Da hatte sie vermutlich recht. Meine Haare standen mir wirr vom Kopf ab, weil ich eigentlich den ganzen Tag im Pyjama verbracht hatte und keine Lust gehabt hatte, sie zu bändigen.

Also zog ich mich um und Müri versuchte sich dann mit einer Frisur, die ihr aber misslang und sie schliesslich zur Kapitulation zwang.

„Wir lassen die Haare offen", entschied sie kurzentschlossen.

Als wir mein Zimmer endlich verliessen, atmete Aiden erleichtert auf.

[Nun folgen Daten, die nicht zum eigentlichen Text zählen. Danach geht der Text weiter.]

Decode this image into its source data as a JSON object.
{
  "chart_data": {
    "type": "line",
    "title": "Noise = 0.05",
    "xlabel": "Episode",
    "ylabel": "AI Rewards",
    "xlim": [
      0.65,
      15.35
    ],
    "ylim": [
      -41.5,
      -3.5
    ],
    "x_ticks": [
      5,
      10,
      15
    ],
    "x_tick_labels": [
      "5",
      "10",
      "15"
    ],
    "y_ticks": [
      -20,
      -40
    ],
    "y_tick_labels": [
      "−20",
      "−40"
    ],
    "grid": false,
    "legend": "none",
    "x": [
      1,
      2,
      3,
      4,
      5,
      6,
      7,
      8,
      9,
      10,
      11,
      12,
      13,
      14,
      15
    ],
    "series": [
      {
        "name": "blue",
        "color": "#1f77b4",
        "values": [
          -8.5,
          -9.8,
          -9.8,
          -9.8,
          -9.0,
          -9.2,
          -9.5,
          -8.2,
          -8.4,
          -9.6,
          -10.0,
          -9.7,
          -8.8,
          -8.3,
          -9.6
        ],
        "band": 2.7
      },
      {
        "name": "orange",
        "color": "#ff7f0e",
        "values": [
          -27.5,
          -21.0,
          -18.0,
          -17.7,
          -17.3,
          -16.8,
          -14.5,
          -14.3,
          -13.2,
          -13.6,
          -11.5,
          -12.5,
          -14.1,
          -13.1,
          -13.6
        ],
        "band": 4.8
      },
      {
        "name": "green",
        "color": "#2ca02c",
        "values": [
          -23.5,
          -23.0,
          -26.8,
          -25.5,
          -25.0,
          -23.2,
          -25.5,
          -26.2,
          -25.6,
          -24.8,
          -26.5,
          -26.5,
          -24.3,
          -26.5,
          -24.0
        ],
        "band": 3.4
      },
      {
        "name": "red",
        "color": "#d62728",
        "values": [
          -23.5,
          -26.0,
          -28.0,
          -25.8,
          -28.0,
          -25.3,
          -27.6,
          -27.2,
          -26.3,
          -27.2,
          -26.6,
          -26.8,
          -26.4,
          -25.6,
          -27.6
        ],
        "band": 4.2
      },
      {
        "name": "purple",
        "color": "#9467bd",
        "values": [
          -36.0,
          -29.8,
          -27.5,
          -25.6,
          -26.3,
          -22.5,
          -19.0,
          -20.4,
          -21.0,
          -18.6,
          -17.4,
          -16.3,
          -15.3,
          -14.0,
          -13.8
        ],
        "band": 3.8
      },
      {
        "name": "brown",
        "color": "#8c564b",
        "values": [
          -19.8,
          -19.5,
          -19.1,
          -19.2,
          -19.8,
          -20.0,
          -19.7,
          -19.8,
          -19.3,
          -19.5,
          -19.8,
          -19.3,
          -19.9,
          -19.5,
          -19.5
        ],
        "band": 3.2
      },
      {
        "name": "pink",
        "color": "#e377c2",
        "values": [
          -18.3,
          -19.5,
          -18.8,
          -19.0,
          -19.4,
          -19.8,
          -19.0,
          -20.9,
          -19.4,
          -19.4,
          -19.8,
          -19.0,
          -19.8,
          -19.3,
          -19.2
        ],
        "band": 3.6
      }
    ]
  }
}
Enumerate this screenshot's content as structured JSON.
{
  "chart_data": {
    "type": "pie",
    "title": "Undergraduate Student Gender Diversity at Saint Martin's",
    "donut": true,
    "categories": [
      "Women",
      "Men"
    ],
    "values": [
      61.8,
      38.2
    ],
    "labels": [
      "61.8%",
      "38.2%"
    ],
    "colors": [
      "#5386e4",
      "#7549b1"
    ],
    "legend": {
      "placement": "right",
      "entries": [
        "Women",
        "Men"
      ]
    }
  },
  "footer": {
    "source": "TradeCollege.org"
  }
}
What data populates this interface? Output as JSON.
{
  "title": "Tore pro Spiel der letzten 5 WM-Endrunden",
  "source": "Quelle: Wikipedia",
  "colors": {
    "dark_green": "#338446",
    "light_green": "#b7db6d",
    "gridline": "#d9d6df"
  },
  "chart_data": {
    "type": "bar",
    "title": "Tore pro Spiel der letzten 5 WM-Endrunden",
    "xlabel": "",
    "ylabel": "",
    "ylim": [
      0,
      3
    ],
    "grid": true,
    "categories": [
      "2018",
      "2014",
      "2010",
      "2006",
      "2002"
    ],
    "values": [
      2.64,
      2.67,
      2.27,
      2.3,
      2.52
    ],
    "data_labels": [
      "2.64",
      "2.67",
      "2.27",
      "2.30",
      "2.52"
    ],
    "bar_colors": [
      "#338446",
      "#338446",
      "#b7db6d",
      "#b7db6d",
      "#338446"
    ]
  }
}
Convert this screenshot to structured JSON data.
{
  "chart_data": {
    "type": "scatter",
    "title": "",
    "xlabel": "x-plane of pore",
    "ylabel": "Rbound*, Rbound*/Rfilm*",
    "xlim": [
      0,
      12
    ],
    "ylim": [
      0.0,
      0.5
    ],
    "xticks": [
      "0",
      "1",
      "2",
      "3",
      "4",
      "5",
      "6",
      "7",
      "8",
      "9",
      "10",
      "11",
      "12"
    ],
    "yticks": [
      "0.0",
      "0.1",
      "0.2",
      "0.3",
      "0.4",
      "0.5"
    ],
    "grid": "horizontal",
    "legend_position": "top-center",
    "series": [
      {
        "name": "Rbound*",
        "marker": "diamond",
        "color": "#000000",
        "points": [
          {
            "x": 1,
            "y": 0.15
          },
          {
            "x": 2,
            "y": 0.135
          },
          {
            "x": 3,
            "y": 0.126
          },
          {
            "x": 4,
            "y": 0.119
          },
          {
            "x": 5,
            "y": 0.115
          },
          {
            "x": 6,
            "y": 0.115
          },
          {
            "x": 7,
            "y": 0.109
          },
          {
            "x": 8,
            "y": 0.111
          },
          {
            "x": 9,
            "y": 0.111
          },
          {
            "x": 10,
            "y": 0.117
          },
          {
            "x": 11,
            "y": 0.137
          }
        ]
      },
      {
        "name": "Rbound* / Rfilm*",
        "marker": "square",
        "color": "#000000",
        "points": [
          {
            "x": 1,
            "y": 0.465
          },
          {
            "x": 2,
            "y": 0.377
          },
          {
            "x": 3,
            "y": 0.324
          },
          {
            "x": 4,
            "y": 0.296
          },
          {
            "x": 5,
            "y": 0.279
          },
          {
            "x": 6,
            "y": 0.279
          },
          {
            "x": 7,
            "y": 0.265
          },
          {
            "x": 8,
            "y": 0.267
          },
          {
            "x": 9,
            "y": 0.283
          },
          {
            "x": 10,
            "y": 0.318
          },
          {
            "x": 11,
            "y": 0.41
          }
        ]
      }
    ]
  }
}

„Das hat ja ewig gedauert!", beklagte er sich. Wir gingen nicht auf seinen Einwurf ein, sondern stolzierten an ihm vorbei zur Treppe. Er stöhnte hörbar, folgte uns aber.

Es war echt schwer in den Schuhen, zu denen Müri mich verdonnert hatte, die Treppe hochzusteigen. Meiner Meinung nach war der Absatz um 10 cm zu hoch. Ich hatte dieses Exemplar nur ein einziges Mal in meinem Leben getragen, und zwar an meiner Konfirmation und auch dort nur während der kirchlichen Zeremonie. Ich wusste, meine Füsse würden mich in ein paar Stunden umbringen, aber ich war in diesen Schuhen 10 cm grösser, was mir auch nicht schaden konnte.